When a user requests a cold file, restore it from Glacier (takes seconds for Glacier Instant, hours for Deep Archive) and temporarily promote it back to hot storage.

Scaling the Metadata Service

The metadata service handles every file operation and is the most likely bottleneck.

Sharding by user_id. Each shard holds all files for a set of users. File operations only touch one shard (all within the same user’s namespace). Shared files need cross-shard lookups, but reads dominate writes.

Caching. Cache file metadata aggressively in Redis. File listings, chunk mappings, and permission checks are all highly cacheable. Invalidate on write.

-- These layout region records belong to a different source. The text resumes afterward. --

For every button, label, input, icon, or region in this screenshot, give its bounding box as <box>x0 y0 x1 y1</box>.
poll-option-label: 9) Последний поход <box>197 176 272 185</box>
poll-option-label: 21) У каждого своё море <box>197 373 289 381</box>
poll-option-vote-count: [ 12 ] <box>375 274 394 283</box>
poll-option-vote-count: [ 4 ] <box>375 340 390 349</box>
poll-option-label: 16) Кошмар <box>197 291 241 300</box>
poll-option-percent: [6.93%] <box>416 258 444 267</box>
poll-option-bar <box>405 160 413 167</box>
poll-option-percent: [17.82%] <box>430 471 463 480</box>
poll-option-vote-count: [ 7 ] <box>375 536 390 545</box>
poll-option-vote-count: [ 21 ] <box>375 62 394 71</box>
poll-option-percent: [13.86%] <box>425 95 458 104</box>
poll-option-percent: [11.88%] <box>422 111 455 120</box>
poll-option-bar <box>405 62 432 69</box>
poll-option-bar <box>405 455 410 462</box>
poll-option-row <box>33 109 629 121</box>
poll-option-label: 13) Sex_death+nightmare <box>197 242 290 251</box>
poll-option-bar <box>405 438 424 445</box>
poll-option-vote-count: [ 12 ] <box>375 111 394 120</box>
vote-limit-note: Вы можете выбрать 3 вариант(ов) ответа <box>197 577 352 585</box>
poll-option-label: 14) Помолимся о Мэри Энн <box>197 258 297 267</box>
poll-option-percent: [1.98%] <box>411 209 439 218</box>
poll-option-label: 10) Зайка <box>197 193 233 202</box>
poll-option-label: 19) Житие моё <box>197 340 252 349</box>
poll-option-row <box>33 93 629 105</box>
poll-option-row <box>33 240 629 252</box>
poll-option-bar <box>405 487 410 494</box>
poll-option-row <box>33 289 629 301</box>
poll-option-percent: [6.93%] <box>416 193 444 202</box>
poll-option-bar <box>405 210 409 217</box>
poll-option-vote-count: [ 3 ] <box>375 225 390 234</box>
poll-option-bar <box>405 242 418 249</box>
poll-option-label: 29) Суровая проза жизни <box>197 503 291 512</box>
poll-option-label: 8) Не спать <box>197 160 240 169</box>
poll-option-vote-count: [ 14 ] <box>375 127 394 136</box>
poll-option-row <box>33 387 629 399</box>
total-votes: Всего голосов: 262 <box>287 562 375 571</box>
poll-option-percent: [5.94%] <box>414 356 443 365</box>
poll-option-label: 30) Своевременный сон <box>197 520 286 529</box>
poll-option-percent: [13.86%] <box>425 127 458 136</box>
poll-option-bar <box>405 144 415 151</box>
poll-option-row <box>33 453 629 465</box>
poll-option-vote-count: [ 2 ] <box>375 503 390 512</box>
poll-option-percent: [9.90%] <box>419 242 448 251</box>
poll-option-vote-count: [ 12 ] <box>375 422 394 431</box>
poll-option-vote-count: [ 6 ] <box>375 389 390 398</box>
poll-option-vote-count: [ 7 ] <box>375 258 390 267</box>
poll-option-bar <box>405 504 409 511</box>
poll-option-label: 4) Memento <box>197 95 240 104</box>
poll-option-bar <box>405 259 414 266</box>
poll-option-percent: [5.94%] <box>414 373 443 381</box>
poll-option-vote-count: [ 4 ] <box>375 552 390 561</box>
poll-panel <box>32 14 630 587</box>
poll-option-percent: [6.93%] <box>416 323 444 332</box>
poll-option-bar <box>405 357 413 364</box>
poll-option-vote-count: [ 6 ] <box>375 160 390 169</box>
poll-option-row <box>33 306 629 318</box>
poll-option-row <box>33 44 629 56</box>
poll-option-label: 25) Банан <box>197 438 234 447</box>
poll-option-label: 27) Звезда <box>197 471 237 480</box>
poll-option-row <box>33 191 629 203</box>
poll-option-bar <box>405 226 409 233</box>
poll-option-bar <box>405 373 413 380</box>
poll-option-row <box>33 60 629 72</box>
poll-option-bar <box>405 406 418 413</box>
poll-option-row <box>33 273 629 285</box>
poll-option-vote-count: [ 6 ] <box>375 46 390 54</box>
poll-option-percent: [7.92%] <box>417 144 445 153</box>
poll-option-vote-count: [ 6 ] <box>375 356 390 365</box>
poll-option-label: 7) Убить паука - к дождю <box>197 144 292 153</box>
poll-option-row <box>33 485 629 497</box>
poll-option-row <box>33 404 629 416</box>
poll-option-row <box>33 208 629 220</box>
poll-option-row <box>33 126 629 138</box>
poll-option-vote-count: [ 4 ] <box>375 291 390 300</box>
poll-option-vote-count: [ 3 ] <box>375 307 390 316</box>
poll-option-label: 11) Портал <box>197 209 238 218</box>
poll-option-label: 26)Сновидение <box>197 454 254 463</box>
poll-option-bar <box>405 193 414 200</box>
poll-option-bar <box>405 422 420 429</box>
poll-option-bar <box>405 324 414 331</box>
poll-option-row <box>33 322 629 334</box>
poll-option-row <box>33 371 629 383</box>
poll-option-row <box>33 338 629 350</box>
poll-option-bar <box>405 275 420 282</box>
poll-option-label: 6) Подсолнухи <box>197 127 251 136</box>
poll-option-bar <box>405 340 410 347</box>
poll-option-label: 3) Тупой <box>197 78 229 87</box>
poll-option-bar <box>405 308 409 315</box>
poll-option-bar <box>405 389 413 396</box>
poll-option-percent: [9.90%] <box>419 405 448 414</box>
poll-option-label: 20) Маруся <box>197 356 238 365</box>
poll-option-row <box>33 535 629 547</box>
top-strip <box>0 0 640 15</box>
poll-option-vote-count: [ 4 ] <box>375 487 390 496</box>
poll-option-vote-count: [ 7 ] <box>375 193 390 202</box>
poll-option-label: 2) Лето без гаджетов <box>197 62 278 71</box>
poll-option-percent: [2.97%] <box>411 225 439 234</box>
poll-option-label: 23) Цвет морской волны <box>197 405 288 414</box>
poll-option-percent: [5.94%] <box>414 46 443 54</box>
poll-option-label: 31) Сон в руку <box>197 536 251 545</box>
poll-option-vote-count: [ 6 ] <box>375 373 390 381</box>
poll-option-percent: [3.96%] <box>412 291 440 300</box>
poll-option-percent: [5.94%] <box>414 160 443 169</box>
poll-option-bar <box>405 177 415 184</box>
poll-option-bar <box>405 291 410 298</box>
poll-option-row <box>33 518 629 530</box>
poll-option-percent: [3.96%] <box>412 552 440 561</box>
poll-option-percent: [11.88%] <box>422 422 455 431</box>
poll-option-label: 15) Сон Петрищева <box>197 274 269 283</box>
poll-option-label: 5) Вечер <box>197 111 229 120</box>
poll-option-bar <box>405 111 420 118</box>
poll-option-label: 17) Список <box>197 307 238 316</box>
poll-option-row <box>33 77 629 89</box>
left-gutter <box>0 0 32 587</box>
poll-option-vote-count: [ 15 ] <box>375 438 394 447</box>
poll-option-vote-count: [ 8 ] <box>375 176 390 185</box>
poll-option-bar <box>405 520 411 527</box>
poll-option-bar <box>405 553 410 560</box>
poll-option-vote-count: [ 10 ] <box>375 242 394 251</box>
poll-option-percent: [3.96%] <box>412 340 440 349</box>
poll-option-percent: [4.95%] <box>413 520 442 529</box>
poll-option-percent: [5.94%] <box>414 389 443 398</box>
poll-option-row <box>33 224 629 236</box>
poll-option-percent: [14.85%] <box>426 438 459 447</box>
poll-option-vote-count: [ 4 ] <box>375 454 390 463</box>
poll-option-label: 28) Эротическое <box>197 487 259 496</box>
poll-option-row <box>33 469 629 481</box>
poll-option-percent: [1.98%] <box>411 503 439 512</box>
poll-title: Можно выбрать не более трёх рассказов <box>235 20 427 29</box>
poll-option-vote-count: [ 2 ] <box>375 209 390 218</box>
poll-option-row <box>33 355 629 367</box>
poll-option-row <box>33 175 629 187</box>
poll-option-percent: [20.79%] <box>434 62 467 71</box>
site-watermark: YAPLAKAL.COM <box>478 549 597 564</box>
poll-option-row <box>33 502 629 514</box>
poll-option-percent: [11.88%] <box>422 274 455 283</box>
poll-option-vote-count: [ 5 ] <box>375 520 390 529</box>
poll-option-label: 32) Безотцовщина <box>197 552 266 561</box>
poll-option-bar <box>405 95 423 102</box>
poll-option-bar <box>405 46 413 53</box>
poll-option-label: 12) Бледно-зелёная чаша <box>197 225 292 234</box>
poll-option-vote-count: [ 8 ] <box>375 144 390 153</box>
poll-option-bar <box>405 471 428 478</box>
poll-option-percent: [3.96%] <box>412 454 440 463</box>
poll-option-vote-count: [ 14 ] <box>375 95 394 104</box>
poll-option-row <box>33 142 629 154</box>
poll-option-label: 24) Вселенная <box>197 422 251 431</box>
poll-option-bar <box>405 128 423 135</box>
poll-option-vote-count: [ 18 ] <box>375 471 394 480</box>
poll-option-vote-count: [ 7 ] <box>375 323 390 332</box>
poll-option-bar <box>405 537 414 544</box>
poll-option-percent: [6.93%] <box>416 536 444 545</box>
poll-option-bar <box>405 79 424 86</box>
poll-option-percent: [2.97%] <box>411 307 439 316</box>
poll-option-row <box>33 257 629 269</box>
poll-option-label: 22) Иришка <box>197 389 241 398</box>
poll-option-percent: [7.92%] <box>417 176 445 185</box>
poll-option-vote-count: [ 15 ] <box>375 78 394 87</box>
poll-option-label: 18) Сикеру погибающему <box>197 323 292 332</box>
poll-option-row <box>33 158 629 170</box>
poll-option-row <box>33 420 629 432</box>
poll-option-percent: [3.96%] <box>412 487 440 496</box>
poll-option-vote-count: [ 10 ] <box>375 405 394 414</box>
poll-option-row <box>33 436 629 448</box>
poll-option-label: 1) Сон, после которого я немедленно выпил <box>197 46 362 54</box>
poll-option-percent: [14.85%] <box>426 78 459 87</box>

Database choice. MySQL or PostgreSQL with read replicas. The metadata schema is relational (files, chunks, shares all reference each other). NoSQL would make many queries harder without meaningful benefit.

class MetadataCache:
    def get_file(self, user_id: str, file_path: str) -> dict:
        cache_key = f"file:{user_id}:{file_path}"
        cached = self.redis.get(cache_key)
        if cached:
            return json.loads(cached)

        result = self.db.query_one(
            "SELECT * FROM files WHERE user_id = %s AND file_path = %s",
            (user_id, file_path)
        )
        if result:
            self.redis.setex(cache_key, 3600, json.dumps(result))
        return result

    def invalidate(self, user_id: str, file_path: str):
        self.redis.delete(f"file:{user_id}:{file_path}")
        self.redis.delete(f"filelist:{user_id}:{os.path.dirname(file_path)}")

Key Takeaways

  • Split files into 4MB chunks using content-defined chunking. This enables deduplication, delta sync, resumable transfers, and efficient versioning.
  • Deduplicate at the chunk level using SHA-256 hashes as content addresses. Identical chunks are stored once regardless of how many files or users reference them. This saves 30-50% storage in practice.
  • Delta sync means uploading only changed chunks. Editing one paragraph of a 100MB file transfers 4MB, not 100MB. This is the biggest bandwidth win.
  • The metadata service is the brain. It maps files to chunks, tracks versions, and enforces permissions. Shard by user_id, cache aggressively, and use a relational database.
  • Sync via long polling or WebSocket. Maintain a per-user change log with monotonic cursors so clients can resume from where they left off.
  • Handle conflicts with conflict copies (Dropbox approach) for safety, or last-writer-wins for simplicity. Always preserve both versions in the version history.
  • Version history is cheap when chunks are reference counted. Restoring an old version just creates new metadata pointing to existing chunks — no data copying.
  • Storage tiering (hot/warm/cold) is essential at petabyte scale. Move untouched files to Glacier automatically, but design for fast retrieval when users need them.
  • The hardest parts of this system are sync ordering (ensuring all devices converge to the same state) and garbage collection (safely deleting chunks only when no versions reference them).